A grieving Turkish diaspora rallies together.
As they reckon with shocking images on social media and the long wait for news from home, the world’s Turkish diaspora, which includes some 20 million people, has rallied to provide support to one another and send aid to their family members far away.
In Melbourne, Australia, where the Turkish-Australian community exceeds an estimated 300,000 people, dozens of volunteers in the parking lot behind a halal butcher shop packed three shipping containers with cardboard boxes full of new tents, blankets and sleeping bags. The supplies will be flown to Turkey on Thursday morning, and they are expected to arrive at quake-damaged areas within days.
“Everyone here has someone they know out there that’s been affected,” said Kasiye Kuru, one of the organizers of the effort, as her daughter rubbed sunscreen onto her cheeks. A friend who had left Australia to move to Gaziantep, Turkey, close to the epicenter of the quake, had lost her home, she said. “She built that home with so much love and care, but what do you do? She’s alive.”
“There’s been a lot of emotions happening here,” said Bea Tercan, one of the organizers of the equipment drive. “A lot of people crying, a lot of people are feeling the pain, not getting through to their loved ones, which has been devastating. It’s the worst not to be able to hear someone’s voice and not know where they are, whether they’re stuck, whether they’re alive, whether they’re just screaming for help.”
Volunteers secured boxes with tape and packed them full of supplies as children in school uniforms watched.
As a Turkish flag fluttered from one of the shipping containers, people shared accounts of relatives and friends displaced by the quakes and discussed images they had seen on social media and news accounts of the disaster.
“I cried all the way here,” said Kamil Kolay, who had donated 60 new tents and who described seeing footage of a child who had been pulled from the rubble. “He was two months old — it just killed me.”

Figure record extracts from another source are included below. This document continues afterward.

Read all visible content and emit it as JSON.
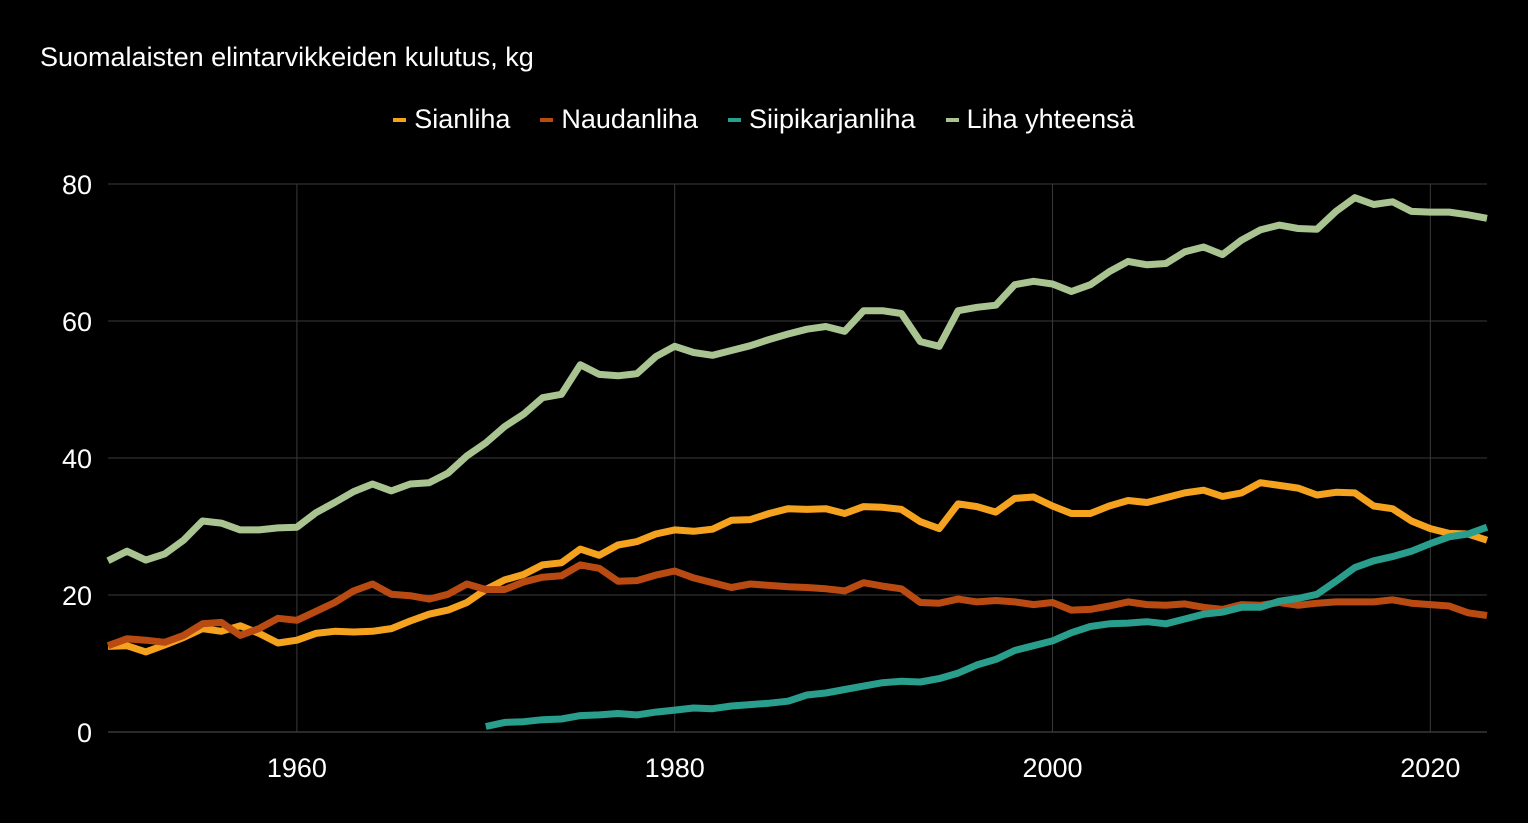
{
  "colors": {
    "background": "#000000",
    "gridline": "#3a3a3a",
    "text": "#ffffff"
  },
  "chart_data": {
    "type": "line",
    "title": "Suomalaisten elintarvikkeiden kulutus, kg",
    "xlabel": "",
    "ylabel": "",
    "xlim": [
      1950,
      2023
    ],
    "ylim": [
      0,
      80
    ],
    "x_ticks": [
      1960,
      1980,
      2000,
      2020
    ],
    "y_ticks": [
      0,
      20,
      40,
      60,
      80
    ],
    "grid": true,
    "legend_position": "top-center",
    "series": [
      {
        "name": "Sianliha",
        "color": "#f5a21f",
        "x": [
          1950,
          1951,
          1952,
          1953,
          1954,
          1955,
          1956,
          1957,
          1958,
          1959,
          1960,
          1961,
          1962,
          1963,
          1964,
          1965,
          1966,
          1967,
          1968,
          1969,
          1970,
          1971,
          1972,
          1973,
          1974,
          1975,
          1976,
          1977,
          1978,
          1979,
          1980,
          1981,
          1982,
          1983,
          1984,
          1985,
          1986,
          1987,
          1988,
          1989,
          1990,
          1991,
          1992,
          1993,
          1994,
          1995,
          1996,
          1997,
          1998,
          1999,
          2000,
          2001,
          2002,
          2003,
          2004,
          2005,
          2006,
          2007,
          2008,
          2009,
          2010,
          2011,
          2012,
          2013,
          2014,
          2015,
          2016,
          2017,
          2018,
          2019,
          2020,
          2021,
          2022,
          2023
        ],
        "values": [
          12.5,
          12.6,
          11.7,
          12.7,
          13.8,
          15.1,
          14.7,
          15.5,
          14.4,
          13.0,
          13.4,
          14.4,
          14.7,
          14.6,
          14.7,
          15.1,
          16.2,
          17.2,
          17.8,
          18.9,
          20.8,
          22.2,
          23.0,
          24.4,
          24.7,
          26.7,
          25.8,
          27.3,
          27.8,
          28.9,
          29.5,
          29.3,
          29.6,
          30.9,
          31.0,
          31.9,
          32.6,
          32.5,
          32.6,
          31.9,
          32.9,
          32.8,
          32.5,
          30.7,
          29.7,
          33.3,
          32.9,
          32.1,
          34.1,
          34.3,
          33.0,
          31.9,
          31.9,
          33.0,
          33.8,
          33.5,
          34.2,
          34.9,
          35.3,
          34.4,
          34.9,
          36.4,
          36.0,
          35.6,
          34.6,
          35.0,
          34.9,
          33.0,
          32.6,
          30.8,
          29.7,
          29.0,
          28.9,
          28.0
        ]
      },
      {
        "name": "Naudanliha",
        "color": "#b84a12",
        "x": [
          1950,
          1951,
          1952,
          1953,
          1954,
          1955,
          1956,
          1957,
          1958,
          1959,
          1960,
          1961,
          1962,
          1963,
          1964,
          1965,
          1966,
          1967,
          1968,
          1969,
          1970,
          1971,
          1972,
          1973,
          1974,
          1975,
          1976,
          1977,
          1978,
          1979,
          1980,
          1981,
          1982,
          1983,
          1984,
          1985,
          1986,
          1987,
          1988,
          1989,
          1990,
          1991,
          1992,
          1993,
          1994,
          1995,
          1996,
          1997,
          1998,
          1999,
          2000,
          2001,
          2002,
          2003,
          2004,
          2005,
          2006,
          2007,
          2008,
          2009,
          2010,
          2011,
          2012,
          2013,
          2014,
          2015,
          2016,
          2017,
          2018,
          2019,
          2020,
          2021,
          2022,
          2023
        ],
        "values": [
          12.6,
          13.6,
          13.4,
          13.1,
          14.1,
          15.8,
          16.0,
          14.1,
          15.1,
          16.6,
          16.3,
          17.6,
          18.9,
          20.6,
          21.6,
          20.1,
          19.9,
          19.4,
          20.1,
          21.6,
          20.8,
          20.8,
          21.9,
          22.6,
          22.8,
          24.4,
          23.9,
          22.0,
          22.1,
          22.9,
          23.5,
          22.5,
          21.8,
          21.1,
          21.6,
          21.4,
          21.2,
          21.1,
          20.9,
          20.6,
          21.8,
          21.3,
          20.9,
          18.9,
          18.8,
          19.4,
          19.0,
          19.2,
          19.0,
          18.6,
          18.9,
          17.8,
          17.9,
          18.4,
          19.0,
          18.6,
          18.5,
          18.7,
          18.2,
          17.9,
          18.6,
          18.5,
          18.9,
          18.5,
          18.8,
          19.0,
          19.0,
          19.0,
          19.3,
          18.8,
          18.6,
          18.4,
          17.4,
          17.0
        ]
      },
      {
        "name": "Siipikarjanliha",
        "color": "#2a9e8c",
        "x": [
          1970,
          1971,
          1972,
          1973,
          1974,
          1975,
          1976,
          1977,
          1978,
          1979,
          1980,
          1981,
          1982,
          1983,
          1984,
          1985,
          1986,
          1987,
          1988,
          1989,
          1990,
          1991,
          1992,
          1993,
          1994,
          1995,
          1996,
          1997,
          1998,
          1999,
          2000,
          2001,
          2002,
          2003,
          2004,
          2005,
          2006,
          2007,
          2008,
          2009,
          2010,
          2011,
          2012,
          2013,
          2014,
          2015,
          2016,
          2017,
          2018,
          2019,
          2020,
          2021,
          2022,
          2023
        ],
        "values": [
          0.8,
          1.4,
          1.5,
          1.8,
          1.9,
          2.4,
          2.5,
          2.7,
          2.5,
          2.9,
          3.2,
          3.5,
          3.4,
          3.8,
          4.0,
          4.2,
          4.5,
          5.4,
          5.7,
          6.2,
          6.7,
          7.2,
          7.4,
          7.3,
          7.8,
          8.6,
          9.8,
          10.6,
          11.9,
          12.6,
          13.3,
          14.5,
          15.4,
          15.8,
          15.9,
          16.1,
          15.8,
          16.5,
          17.2,
          17.5,
          18.2,
          18.2,
          19.1,
          19.5,
          20.1,
          22.0,
          24.0,
          25.0,
          25.6,
          26.4,
          27.5,
          28.5,
          28.9,
          29.9
        ]
      },
      {
        "name": "Liha yhteensä",
        "color": "#a9c491",
        "x": [
          1950,
          1951,
          1952,
          1953,
          1954,
          1955,
          1956,
          1957,
          1958,
          1959,
          1960,
          1961,
          1962,
          1963,
          1964,
          1965,
          1966,
          1967,
          1968,
          1969,
          1970,
          1971,
          1972,
          1973,
          1974,
          1975,
          1976,
          1977,
          1978,
          1979,
          1980,
          1981,
          1982,
          1983,
          1984,
          1985,
          1986,
          1987,
          1988,
          1989,
          1990,
          1991,
          1992,
          1993,
          1994,
          1995,
          1996,
          1997,
          1998,
          1999,
          2000,
          2001,
          2002,
          2003,
          2004,
          2005,
          2006,
          2007,
          2008,
          2009,
          2010,
          2011,
          2012,
          2013,
          2014,
          2015,
          2016,
          2017,
          2018,
          2019,
          2020,
          2021,
          2022,
          2023
        ],
        "values": [
          25.0,
          26.4,
          25.1,
          26.0,
          28.0,
          30.8,
          30.5,
          29.5,
          29.5,
          29.8,
          29.9,
          32.0,
          33.5,
          35.1,
          36.2,
          35.2,
          36.2,
          36.4,
          37.8,
          40.3,
          42.2,
          44.6,
          46.4,
          48.8,
          49.3,
          53.6,
          52.2,
          52.0,
          52.3,
          54.8,
          56.3,
          55.4,
          55.0,
          55.7,
          56.4,
          57.3,
          58.1,
          58.8,
          59.2,
          58.5,
          61.5,
          61.5,
          61.1,
          57.0,
          56.3,
          61.5,
          62.0,
          62.3,
          65.3,
          65.8,
          65.4,
          64.3,
          65.3,
          67.2,
          68.7,
          68.2,
          68.4,
          70.1,
          70.8,
          69.7,
          71.8,
          73.3,
          74.0,
          73.5,
          73.4,
          76.0,
          78.0,
          77.0,
          77.4,
          76.0,
          75.9,
          75.9,
          75.5,
          75.0
        ]
      }
    ]
  }
}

One man said he was from the city of Kirikhan, Turkey, in Hatay Province, and that he had lost several family members, including a cousin, whose wife and child had also died.
It came as little surprise that the community had been able to come together in such a way, Ms. Tercan said.
“We did this for the bush fires in Australia back in 2019. We got the community together, and we’ve done it again,” she added. “The Turkish community know how to get together when there’s a crisis.”
For Ms. Tercan, seeing footage of people struggling amid the wreckage brought back vivid memories of her experiences as a survivor of the 1999 earthquake in Izmit, Turkey, in which more than 17,000 people died.
“I know what they are living through,” she said. “It’s not something that people expect. You can never imagine it until you live it, and I pray no one lives it.”